Jacare Souza vs Tim Boetsch:
Considering that Souza is the likely number one contender after Romero gets his title shot and that Boetsch is ranked 13th in the division; this fight went exactly as the rankings would have you expect. Boetsch landed one quality strike to buckle Souza’s legs but that was the only offense he really mustered. Souza took him to the ground shortly after and finished with a Kimura. Jacare is one of the dominant ground fighters in MMA and watching him advance position is grappling perfection. He made quick work of a lower ranked opponent in what was essentially a tune up fight. This was the only finish on the card by the way, another sign that the PPV was seriously lacking. For Jacare, the case for a title shot was made without needing this submission and Boetsch won’t lose much stock being taken out by a number one contender.

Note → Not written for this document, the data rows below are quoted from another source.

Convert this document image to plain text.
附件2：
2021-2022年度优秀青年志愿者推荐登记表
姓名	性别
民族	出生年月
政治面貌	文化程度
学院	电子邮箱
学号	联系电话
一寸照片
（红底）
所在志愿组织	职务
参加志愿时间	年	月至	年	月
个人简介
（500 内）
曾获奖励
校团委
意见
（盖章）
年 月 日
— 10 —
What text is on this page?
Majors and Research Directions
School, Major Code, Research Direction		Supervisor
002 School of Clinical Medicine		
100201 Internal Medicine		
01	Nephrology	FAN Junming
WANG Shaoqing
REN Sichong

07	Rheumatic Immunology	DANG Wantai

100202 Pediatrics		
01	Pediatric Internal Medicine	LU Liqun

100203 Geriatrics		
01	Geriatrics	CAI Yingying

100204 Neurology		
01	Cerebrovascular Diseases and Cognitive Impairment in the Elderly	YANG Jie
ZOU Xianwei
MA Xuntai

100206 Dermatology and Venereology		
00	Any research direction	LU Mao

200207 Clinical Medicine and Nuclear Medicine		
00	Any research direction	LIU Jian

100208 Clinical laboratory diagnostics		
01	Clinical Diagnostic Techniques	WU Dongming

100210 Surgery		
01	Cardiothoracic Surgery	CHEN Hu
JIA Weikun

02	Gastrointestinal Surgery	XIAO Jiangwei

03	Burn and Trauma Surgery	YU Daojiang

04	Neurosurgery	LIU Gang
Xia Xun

Glover Teixeira vs Jared Cannonier:
Teixeira is a perpetually top 5 ranked LHW while Cannonier’s career highlight so far is a fight of the night victory of Ion Cutelaba and the man has not broken into the LHW top 15 rankings yet. This felt like an apology to Glover for getting thrown into the octagon with Anthony “Rumble” Johnson last time out. Glover was able to take the fight to the ground, seemingly at will. From there he could safely hold Cannonier down scoring points with ground and pound. To Cannonier’s credit, he proved to have competent defense from his back but not enough offense to score sweeps or threaten with submissions. While the two stood, Cannonier flashed serious hand speed for a 205 pound competitor but the promise that shows with his striking will require major improvements to his take down defense and BJJ offense from his guard as well. For Glover, this was a safe fight but he did nothing to improve his stock in the division. He firmly held his spot and not much else. A Gustaffson/Teixeira fight seems like a good idea.
Dustin Poirier vs Jim Miller:
This fight brought the sort of quality that fans should expect from a PPV. Poirier and Miller traded combinations and mixed in grappling to set a tone that the rest of the card was never able to match. Jim Miller is perpetually in exciting match-ups and Poirier’s penchant for power striking tends to force a fast pace. Miller’s performance was defined by heavy leg kicks and combinations that finished with work to the body. Poirier’s performance came down to superior wrestling and closing the distance to work power punches from inside. Both fighters appeared to have finishing opportunities. Poirier hurt Miller multiple times in the second round and Miller responded with leg kicks that almost stopped the Diamond in his tracks. The late scrambles and grappling was no less entertaining than the striking exchanges; both men poured everything into every facet of the fight and neither man backed down. These men get extra credit for being the only ones to put on a show, but this fight would have competed for FotN on most cards.